Greenlight Bookstore’s pick: “Hawthorn & Child” by Keith Ridgway
A couple of cops with a heavy workload and few solutions, the title characters of this novel search for criminal activity with the plotting approach of editors rather than the plodding of Scotland Yard detectives. Their London is dark, redolent with horrors and mysteries both petty and surreal. The detectives impose law and order, though they cannot affect the troubles that haunt them as individuals. They patrol the book’s various narratives, appearing by routine, surprise, and by chance, an approach that underscores their motivations as police while allowing room for the strange, comical, and intriguing to enter.
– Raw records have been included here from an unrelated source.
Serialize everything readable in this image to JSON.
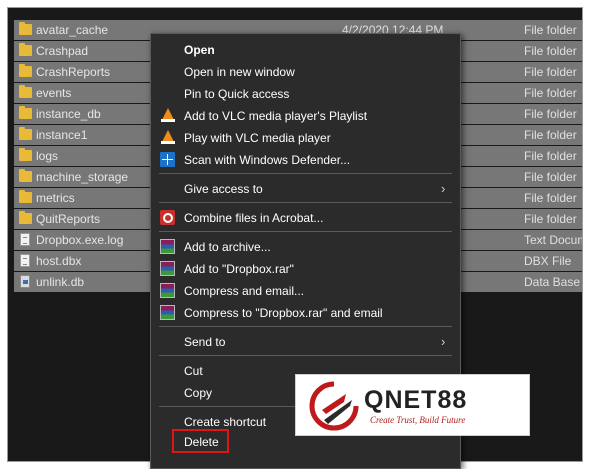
{
  "files": [
    {
      "name": "avatar_cache",
      "date": "4/2/2020 12:44 PM",
      "type": "File folder",
      "icon": "folder-icon"
    },
    {
      "name": "Crashpad",
      "date": "",
      "type": "File folder",
      "icon": "folder-icon"
    },
    {
      "name": "CrashReports",
      "date": "",
      "type": "File folder",
      "icon": "folder-icon"
    },
    {
      "name": "events",
      "date": "",
      "type": "File folder",
      "icon": "folder-icon"
    },
    {
      "name": "instance_db",
      "date": "",
      "type": "File folder",
      "icon": "folder-icon"
    },
    {
      "name": "instance1",
      "date": "",
      "type": "File folder",
      "icon": "folder-icon"
    },
    {
      "name": "logs",
      "date": "",
      "type": "File folder",
      "icon": "folder-icon"
    },
    {
      "name": "machine_storage",
      "date": "",
      "type": "File folder",
      "icon": "folder-icon"
    },
    {
      "name": "metrics",
      "date": "",
      "type": "File folder",
      "icon": "folder-icon"
    },
    {
      "name": "QuitReports",
      "date": "",
      "type": "File folder",
      "icon": "folder-icon"
    },
    {
      "name": "Dropbox.exe.log",
      "date": "",
      "type": "Text Docum",
      "icon": "text-file-icon"
    },
    {
      "name": "host.dbx",
      "date": "",
      "type": "DBX File",
      "icon": "file-icon"
    },
    {
      "name": "unlink.db",
      "date": "",
      "type": "Data Base",
      "icon": "database-file-icon"
    }
  ],
  "context_menu": {
    "open": "Open",
    "open_new_window": "Open in new window",
    "pin_quick_access": "Pin to Quick access",
    "add_vlc_playlist": "Add to VLC media player's Playlist",
    "play_vlc": "Play with VLC media player",
    "scan_defender": "Scan with Windows Defender...",
    "give_access": "Give access to",
    "combine_acrobat": "Combine files in Acrobat...",
    "add_archive": "Add to archive...",
    "add_dropbox_rar": "Add to \"Dropbox.rar\"",
    "compress_email": "Compress and email...",
    "compress_dropbox_rar_email": "Compress to \"Dropbox.rar\" and email",
    "send_to": "Send to",
    "cut": "Cut",
    "copy": "Copy",
    "create_shortcut": "Create shortcut",
    "delete": "Delete"
  },
  "watermark": {
    "brand": "QNET88",
    "tagline": "Create Trust, Build Future"
  },
  "colors": {
    "background": "#191919",
    "selection": "#777777",
    "menu_bg": "#2b2b2b",
    "highlight_border": "#e01515",
    "folder": "#e9b938"
  }
}
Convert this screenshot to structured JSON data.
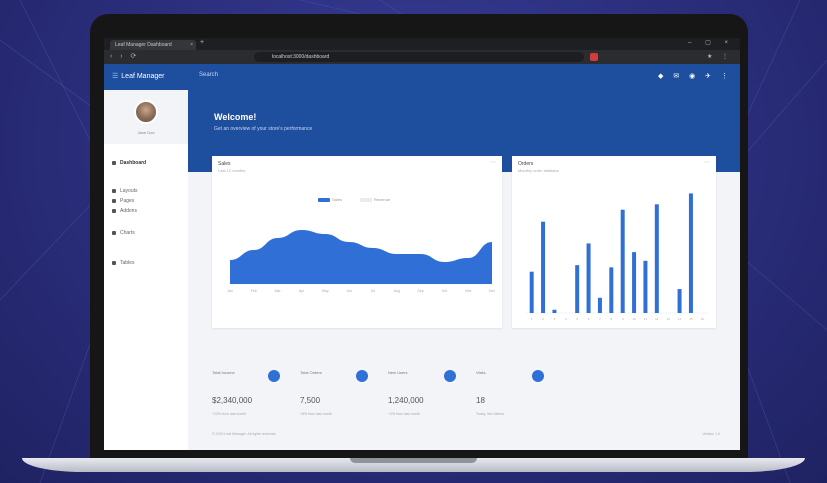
{
  "browser": {
    "tab_title": "Leaf Manager Dashboard",
    "tab_close": "×",
    "new_tab": "+",
    "window_controls": "– ▢ ×",
    "nav_buttons": "‹ › ⟳",
    "url": "localhost:3000/dashboard",
    "extensions": "★ ⋮"
  },
  "topnav": {
    "brand_icon": "☰",
    "brand": "Leaf Manager",
    "search": "Search",
    "right_icons": "◆ ✉ ◉ ✈ ⋮"
  },
  "sidebar": {
    "user_name": "Jane Doe",
    "items": [
      {
        "label": "Dashboard",
        "active": true
      },
      {
        "label": "Layouts",
        "active": false
      },
      {
        "label": "Pages",
        "active": false
      },
      {
        "label": "Addons",
        "active": false
      },
      {
        "label": "Charts",
        "active": false
      },
      {
        "label": "Tables",
        "active": false
      }
    ]
  },
  "hero": {
    "title": "Welcome!",
    "subtitle": "Get an overview of your store's performance"
  },
  "area_card": {
    "title": "Sales",
    "subtitle": "Last 12 months",
    "menu": "⋯",
    "legend": [
      "Sales",
      "Revenue"
    ]
  },
  "bar_card": {
    "title": "Orders",
    "subtitle": "Monthly order statistics",
    "menu": "⋯"
  },
  "chart_data": [
    {
      "type": "area",
      "title": "Sales",
      "x": [
        "Jan",
        "Feb",
        "Mar",
        "Apr",
        "May",
        "Jun",
        "Jul",
        "Aug",
        "Sep",
        "Oct",
        "Nov",
        "Dec"
      ],
      "series": [
        {
          "name": "Sales",
          "values": [
            24,
            34,
            46,
            54,
            50,
            42,
            36,
            30,
            30,
            22,
            26,
            42
          ]
        }
      ],
      "ylim": [
        0,
        100
      ],
      "color": "#2f6fd6"
    },
    {
      "type": "bar",
      "title": "Orders",
      "categories": [
        "1",
        "2",
        "3",
        "4",
        "5",
        "6",
        "7",
        "8",
        "9",
        "10",
        "11",
        "12",
        "13",
        "14",
        "15",
        "16"
      ],
      "values": [
        38,
        84,
        3,
        0,
        44,
        64,
        14,
        42,
        95,
        56,
        48,
        100,
        0,
        22,
        110,
        0
      ],
      "ylim": [
        0,
        115
      ],
      "color": "#2f6fd6"
    }
  ],
  "stats": [
    {
      "label": "Total Income",
      "value": "$2,340,000",
      "meta": "+12% from last month"
    },
    {
      "label": "Total Orders",
      "value": "7,500",
      "meta": "+8% from last month"
    },
    {
      "label": "New Users",
      "value": "1,240,000",
      "meta": "+4% from last month"
    },
    {
      "label": "Visits",
      "value": "18",
      "meta": "Today, live visitors"
    }
  ],
  "footer": {
    "left": "© 2019 Leaf Manager. All rights reserved.",
    "right": "Version 1.0"
  },
  "colors": {
    "primary": "#1e4e9e",
    "accent": "#2f6fd6",
    "background": "#2a2d7a"
  }
}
— Frankie Caracciolo, Greenlight Bookstore [686 Fulton St. between S. Elliott Place and S. Portland Avenue in Fort Greene, (718) 246–0200, www.greenlightbookstore.com].
Community Bookstore’s pick: “A Brief History of Seven Killings” by Marlon James
The Jamaican novel that recently claimed the Booker Prize deservers all of its accolades. “A Brief History of Seven Killings” is a magisterial novel that speaks loudly and carries a big stick. James takes the 1976 assassination attempt on Bob Marley as the occasion to tell a complex, polyphonous story of Jamaica’s troubled recent history, filled with gangsters and ghosts, CIA agents and communists, lovers, killers, and survivors. It’s like a Bolaño novel set in Kingston, mixed with James Ellroy and distilled through Faulkner, but make no mistake — it is also something entirely terrifying and visceral and new.
— Hal Hlavinka, Community Bookstore [43 Seventh Ave. between Carroll Street and Garfield Place in Park Slope, (718) 783–3075, www.communitybookstore.net].

Word’s pick: “Another Day” by David Levithan
We lurved his novel “Every Day,” and now David Levithan returns to the story of teenage lovers A and Rhiannon. This time he shifts perspective — in “Another Day” we get to meet A through Rhiannon’s eyes. A wakes up in a different body every day of their life, and from their perspective it is normal. But for Rhiannon, it sounds like something out of a sci-fi novel. We grow with her as she experiences love (and heartbreak) that may not make sense to the brain, but that tugs at the heart anyway. It is such a treat to revisit A and Rhiannon’s world.
— Emily Pullen, Word [126 Franklin St. at Milton Street in Greenpoint, (718) 383–0096, www.wordbrooklyn.com].